In particular, the embodiment of the application also facilitates the integrated management of design, construction and subsequent operation, and meanwhile, the application assists in establishing and compiling bidding inventory data according to the engineering quantity of the model. The component information table is subdivided according to the category of each professional engineering component, the component codes are assigned, and the assignment of the materials, attributes, units and the like of the model quantity is correspondingly carried out by combining with the engineering quantity list.

Finally, it should be noted that the above-mentioned embodiments are only for illustrating the technical solution of the present application and not for limiting the same, and although the present application has been described in detail with reference to the above-mentioned embodiments, it should be understood by those skilled in the art that modifications and equivalents may be made to the specific embodiments of the present application after reading the present specification, and these modifications and variations do not depart from the scope of the application as claimed in the pending claims.

Claims

1. The forward design method for the municipal traffic engineering is characterized by comprising the following steps of:

2. The forward design method of municipal traffic engineering according to claim 1, wherein the processing procedure of the design data processing platform comprises:

classifying and identifying the current design processing requirements;

workload estimation is performed based on design planning;

3. The forward design method of municipal traffic engineering according to claim 1, wherein the plurality of design data processing platforms are respectively:

4. The forward design method of municipal traffic engineering according to claim 1, wherein the performing format unification processing on the data after the design processing to ensure that the data format derived by each design data processing platform is the same comprises:

5. The forward design method of municipal traffic engineering according to claim 1, further comprising:

and combining the data subjected to the unified processing of each format to form combined data.
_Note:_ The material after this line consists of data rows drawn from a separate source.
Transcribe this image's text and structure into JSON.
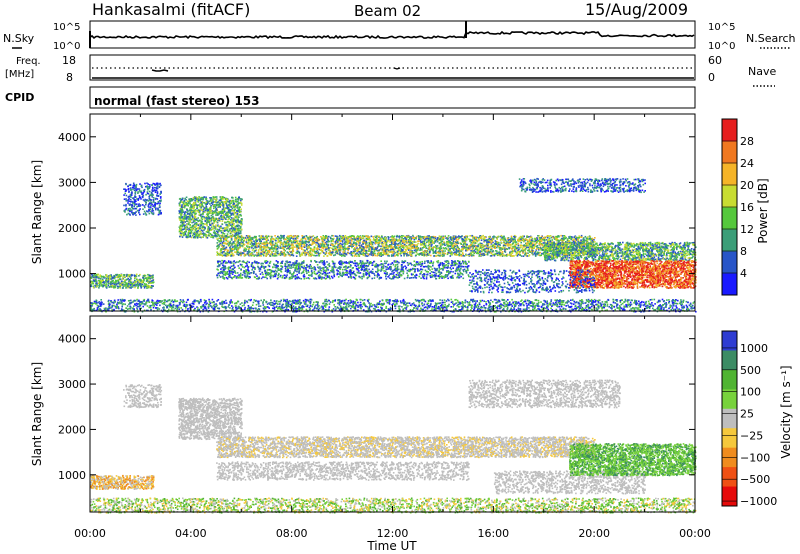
{
  "header": {
    "station": "Hankasalmi (fitACF)",
    "beam": "Beam 02",
    "date": "15/Aug/2009"
  },
  "top_panel": {
    "left_label": "N.Sky",
    "left_ticks": [
      "10^5",
      "10^0"
    ],
    "right_label": "N.Search",
    "right_ticks": [
      "10^5",
      "10^0"
    ]
  },
  "freq_panel": {
    "left_label_1": "Freq.",
    "left_label_2": "[MHz]",
    "left_ticks": [
      "18",
      "8"
    ],
    "right_label": "Nave",
    "right_ticks": [
      "60",
      "0"
    ]
  },
  "cpid_panel": {
    "label": "CPID",
    "text": "normal (fast stereo) 153"
  },
  "chart_data": [
    {
      "type": "heatmap",
      "name": "power",
      "ylabel": "Slant Range [km]",
      "ylim": [
        180,
        4500
      ],
      "y_ticks": [
        "1000",
        "2000",
        "3000",
        "4000"
      ],
      "xlim": [
        0,
        24
      ],
      "colorbar": {
        "label": "Power [dB]",
        "ticks": [
          "4",
          "8",
          "12",
          "16",
          "20",
          "24",
          "28"
        ],
        "colors": [
          "#1a1aff",
          "#2855c8",
          "#3b9e78",
          "#55c83c",
          "#c8dc32",
          "#f5b428",
          "#f07820",
          "#e61e1e"
        ]
      }
    },
    {
      "type": "heatmap",
      "name": "velocity",
      "ylabel": "Slant Range [km]",
      "ylim": [
        180,
        4500
      ],
      "y_ticks": [
        "1000",
        "2000",
        "3000",
        "4000"
      ],
      "xlim": [
        0,
        24
      ],
      "x_ticks": [
        "00:00",
        "04:00",
        "08:00",
        "12:00",
        "16:00",
        "20:00",
        "00:00"
      ],
      "xlabel": "Time UT",
      "colorbar": {
        "label": "Velocity [m s⁻¹]",
        "ticks": [
          "1000",
          "500",
          "100",
          "25",
          "−25",
          "−100",
          "−500",
          "−1000"
        ],
        "colors": [
          "#2e3cd2",
          "#3c8c64",
          "#50b432",
          "#78d23c",
          "#bebebe",
          "#f5c83c",
          "#f08c1e",
          "#f05014",
          "#e60a0a"
        ]
      }
    }
  ]
}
6. The forward design method of municipal traffic engineering according to claim 5, wherein the combining the data after unifying the formats to form combined data comprises:

7. The forward design method of municipal traffic engineering according to claim 6, wherein the overlapping the same feature position base points in each virtual image to form a virtual image combination diagram comprises:

overlapping the same characteristic position base points in the virtual images;

8. The forward design method of municipal traffic engineering according to claim 6, further comprising:

9. The forward design method of municipal traffic engineering according to claim 6, wherein the feature information extraction of the municipal traffic engineering design processing requirement is performed to obtain one or more feature position base point information, and the method comprises the following steps:

10. The forward design method of municipal traffic engineering according to claim 9, wherein the number of the preliminary feature position base points is not less than 3.